The bill passed without opposition. Last year, similar legislation failed in the Senate when two senators blocked a motion for unanimous consent votes, the furthest it had ever moved.
“This is a tremendous victory for our nation’s veterans,” said MOAA President and CEO Lt. Gen. Dana T. Atkins, USAF (Ret). “After years of waiting, Blue Water Navy veterans and their survivors will finally see the benefits they deserve without fear of those benefits being taken away.”
House Veterans Affairs Committee Chairman Mark Takano (D-Calif.) reintroduced the legislation at the beginning of the year and, with the full-throated support of Ranking Member Phil Roe (R-Tenn.), built bipartisan support in the House. Last month, the legislation passed the House 410-0.
An estimated 900,000 veterans have been exposed to Agent Orange.
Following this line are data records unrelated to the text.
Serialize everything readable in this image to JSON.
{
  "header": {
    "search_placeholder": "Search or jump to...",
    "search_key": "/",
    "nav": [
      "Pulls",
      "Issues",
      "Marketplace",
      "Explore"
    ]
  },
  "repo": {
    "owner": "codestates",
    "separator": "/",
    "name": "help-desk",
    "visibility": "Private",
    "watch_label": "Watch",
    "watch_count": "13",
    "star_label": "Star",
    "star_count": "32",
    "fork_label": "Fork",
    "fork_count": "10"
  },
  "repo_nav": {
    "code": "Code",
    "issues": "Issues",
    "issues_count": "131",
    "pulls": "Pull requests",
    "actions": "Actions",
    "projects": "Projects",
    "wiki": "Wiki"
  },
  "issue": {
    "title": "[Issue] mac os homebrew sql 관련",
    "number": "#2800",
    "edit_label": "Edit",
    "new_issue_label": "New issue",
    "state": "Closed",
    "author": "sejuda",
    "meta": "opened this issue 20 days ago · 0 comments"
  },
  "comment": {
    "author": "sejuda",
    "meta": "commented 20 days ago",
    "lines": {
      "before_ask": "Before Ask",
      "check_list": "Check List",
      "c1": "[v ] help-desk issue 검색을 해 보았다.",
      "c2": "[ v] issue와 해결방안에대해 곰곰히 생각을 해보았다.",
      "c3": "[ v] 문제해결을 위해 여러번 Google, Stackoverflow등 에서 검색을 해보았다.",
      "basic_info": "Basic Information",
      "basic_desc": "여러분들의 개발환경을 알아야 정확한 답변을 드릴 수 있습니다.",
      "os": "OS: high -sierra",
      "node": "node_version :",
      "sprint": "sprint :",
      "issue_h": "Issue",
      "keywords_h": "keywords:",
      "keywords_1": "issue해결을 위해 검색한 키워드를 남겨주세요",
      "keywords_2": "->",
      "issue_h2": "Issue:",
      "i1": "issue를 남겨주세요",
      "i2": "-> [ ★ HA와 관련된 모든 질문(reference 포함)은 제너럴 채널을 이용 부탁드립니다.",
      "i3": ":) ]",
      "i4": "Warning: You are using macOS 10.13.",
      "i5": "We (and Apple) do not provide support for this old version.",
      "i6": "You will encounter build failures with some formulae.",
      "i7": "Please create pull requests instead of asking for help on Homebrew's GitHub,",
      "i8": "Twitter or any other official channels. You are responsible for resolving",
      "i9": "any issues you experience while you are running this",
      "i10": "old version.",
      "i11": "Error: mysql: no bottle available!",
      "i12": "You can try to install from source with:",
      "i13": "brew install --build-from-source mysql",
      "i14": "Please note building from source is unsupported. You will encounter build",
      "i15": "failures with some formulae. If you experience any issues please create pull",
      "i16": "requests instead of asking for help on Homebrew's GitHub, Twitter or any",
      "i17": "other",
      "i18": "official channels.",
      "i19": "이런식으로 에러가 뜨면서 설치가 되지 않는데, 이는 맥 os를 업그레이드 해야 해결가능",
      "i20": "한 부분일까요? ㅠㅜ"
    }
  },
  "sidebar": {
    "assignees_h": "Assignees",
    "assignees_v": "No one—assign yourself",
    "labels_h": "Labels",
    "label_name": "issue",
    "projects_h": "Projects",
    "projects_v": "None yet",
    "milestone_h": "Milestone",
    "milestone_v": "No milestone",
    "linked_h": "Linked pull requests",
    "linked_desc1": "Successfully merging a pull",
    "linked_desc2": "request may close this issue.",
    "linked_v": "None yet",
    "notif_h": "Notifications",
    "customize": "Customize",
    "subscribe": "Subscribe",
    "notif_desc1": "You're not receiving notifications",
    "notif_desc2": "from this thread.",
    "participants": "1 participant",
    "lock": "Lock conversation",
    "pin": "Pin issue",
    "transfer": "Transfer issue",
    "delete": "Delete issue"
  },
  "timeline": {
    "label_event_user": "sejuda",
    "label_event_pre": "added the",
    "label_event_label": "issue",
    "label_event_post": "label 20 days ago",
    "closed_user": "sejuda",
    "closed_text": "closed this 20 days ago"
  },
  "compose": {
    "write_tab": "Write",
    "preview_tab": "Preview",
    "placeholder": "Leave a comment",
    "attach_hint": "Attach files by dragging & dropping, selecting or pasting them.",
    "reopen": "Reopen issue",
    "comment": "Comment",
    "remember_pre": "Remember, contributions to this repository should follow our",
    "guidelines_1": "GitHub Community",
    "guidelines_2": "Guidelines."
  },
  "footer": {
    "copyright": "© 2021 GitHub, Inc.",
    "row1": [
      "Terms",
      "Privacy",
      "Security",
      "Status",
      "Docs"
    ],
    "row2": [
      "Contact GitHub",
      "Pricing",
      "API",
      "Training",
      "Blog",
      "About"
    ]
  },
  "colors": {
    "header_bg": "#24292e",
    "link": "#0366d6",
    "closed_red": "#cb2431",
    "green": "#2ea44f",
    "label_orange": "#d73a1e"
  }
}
This legislation will extend those disability benefits to about 90,000 veterans.
MOAA has long supported legislation that would grant presumptive exposure to Agent Orange to veterans who served on ships off Vietnam’s coast. This bipartisan legislation extends benefits to servicemembers who served in the territorial waters off the coast of Vietnam and were exposed to Agent Orange, which is connected to a variety of cancers and other long-term illness.
A January court ruling will require the VA to provide health care to Blue Water Navy veterans, but H.R. 299 would codify that care while also assisting other groups: The bill provides relief to veterans exposed to Agent Orange on the Korean DMZ, and it also expands benefits to the children of veterans who served in Thailand and suffer from spina bifida.